Daniel D'Addario of Time wrote of the season: "Happily, the show has evolved in how it deals with its central concerns. [...] Even at its less-well-loved moments, The Americans is still better than practically anything else around." Tim Goodman for The Hollywood Reporter shared similar praise, writing of the final episodes: "They were, all three [episodes] of them, exceptional—clear examples of one of television's greatest dramas still very much on top of its game."

===Accolades===
At the 70th Primetime Emmy Awards, it won two awards and was nominated for another two.
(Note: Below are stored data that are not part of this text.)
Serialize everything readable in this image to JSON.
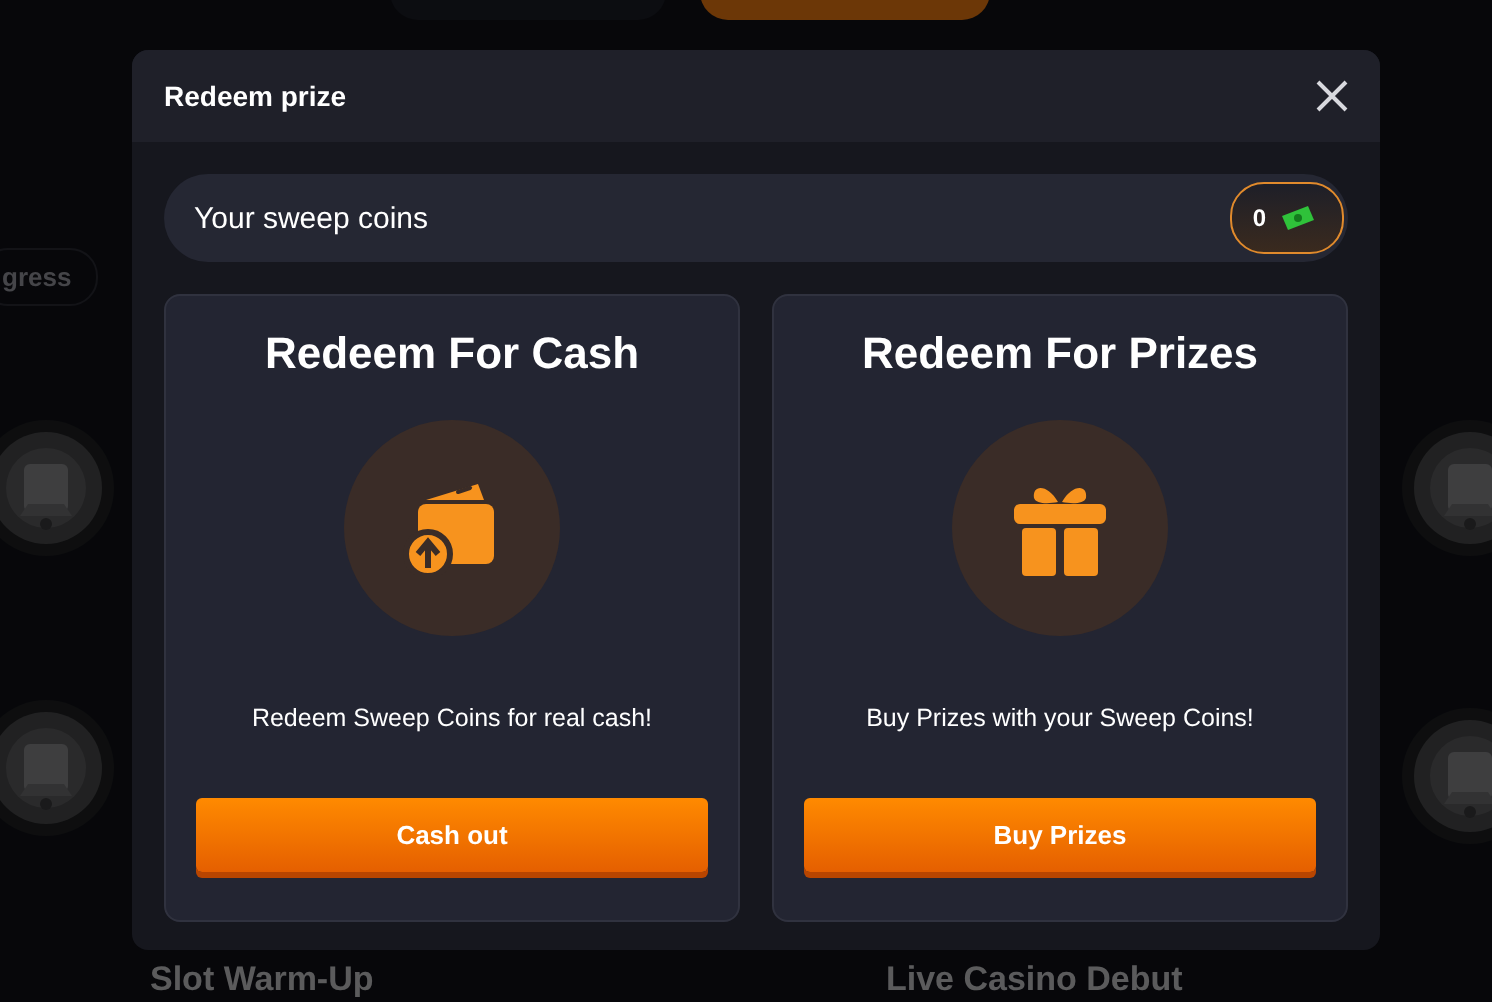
{
  "background": {
    "progress_tab": "gress",
    "games": [
      {
        "title": "Slot Warm-Up"
      },
      {
        "title": "Live Casino Debut"
      }
    ]
  },
  "dialog": {
    "title": "Redeem prize",
    "balance": {
      "label": "Your sweep coins",
      "value": "0"
    },
    "options": [
      {
        "kind": "cash",
        "title": "Redeem For Cash",
        "description": "Redeem Sweep Coins for real cash!",
        "button": "Cash out"
      },
      {
        "kind": "prize",
        "title": "Redeem For Prizes",
        "description": "Buy Prizes with your Sweep Coins!",
        "button": "Buy Prizes"
      }
    ]
  }
}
Matthew Rhys won for Outstanding Lead Actor in a Drama Series and Joel Fields and Joe Weisberg won for Outstanding Writing for a Drama Series for the episode "START". It received a nomination for Outstanding Drama Series and Keri Russell was nominated for Outstanding Lead Actress in a Drama Series.

For the 34th TCA Awards, The Americans won for Program of the Year and Outstanding Achievement in Drama, with Russell winning for Individual Achievement in Drama, and Rhys receiving a nomination in that same category. The Americans was named one of the top 10 television programs of the year by the American Film Institute. For the 76th Golden Globe Awards, The Americans won for Best Television Series – Drama, and Rhys and Russell received nominations for Best Actor and Best Actress in a television series drama, respectively.

For the 9th Critics' Choice Television Awards, The Americans won for Best Drama Series, Rhys won for Best Actor in a Drama Series and Noah Emmerich won for Best Supporting Actor in a Drama Series; Russell was nominated for Best Actress in a Drama Series and Holly Taylor was nominated for Best Supporting Actress in a Drama Series. The Americans is nominated for Best Drama Series for the 71st Writers Guild of America Awards.

The series won the Writers Guild of America Award for Television: Dramatic Series at the 71st Writers Guild of America Awards.